Many people reading this have been through these corrections with us and you may note that we try to deliver a consistent message every time. These pullbacks are essential for markets to function properly and hopefully we’ll soon be able to pick up some bargains and/or reallocate to better values.
Asset allocation continues to be one of the few long-term strategies for getting through these periods. It’s not a panacea and it may not work over a 1 week period but multitudes of studies and real world experience have demonstrated to us that it works over a longer period of time.
And just like we’ve done in the past, we stand here ready to help you in any way possible. Do not hesitate to contact Tara Tucker at firstname.lastname@example.org to set up a time to speak with us. We will do whatever we need to help you feel comfortable with your portfolio/financial plan and help you achieve your financial goals.
We are committed to seeking out the most effective ways to allocate our client’s assets. This includes strategies that not only aim to take advantage of positive trends in the markets, but also to mitigate the risks that come along with the territory.
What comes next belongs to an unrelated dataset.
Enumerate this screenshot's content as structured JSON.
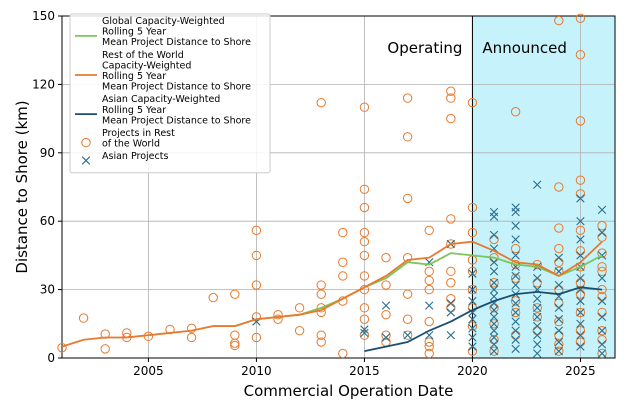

Whenever possible, we will do our best to clearly communicate our expectations as well as our intentions for how to address the unknown.
We fully appreciate the uneasy feelings that come along with market corrections and we realize the shadows of 2001 and 2008 stretch a long way. We would be more than happy to have a detailed discussion about not just the here and now of the markets, but also about the bigger picture of your financial peace of mind.
Jeff and Ken
P.S. There’s no doubt you’ll be getting emails from pundits claiming to have predicted this correction. If you say, year after year, that a major market drop is coming, you are going to be correct at some point and we guarantee you that the marketing departments of these pundits know this. Now will be their time to shine and, more importantly, collect subscription fees. What they won’t tell you is how much money was lost while sitting on the sidelines as markets went up. If you get these emails, feel free to forward them to us. We like to keep up on these things.
*A triggered Stop Loss Order does not guarantee that your sale order will be filled. In a rapid market the limit price of your order may be higher than the market price being offered when your order is placed into the market. This may mean your order will not be traded at the price you have set. This disclosure does not disclose all the risks associated with the use of a Stop Loss Order and should not be relied upon as a complete explanation of the risks involved with using Stop Loss Orders. If you need further explanation of the risks associated with the use of Stop Loss Orders, you should seek appropriate profession advice. While the intention of a Stop Loss Order is to limit losses to a certain amount, an order may not always be effective because market conditions may make it impossible to execute a particular instruction.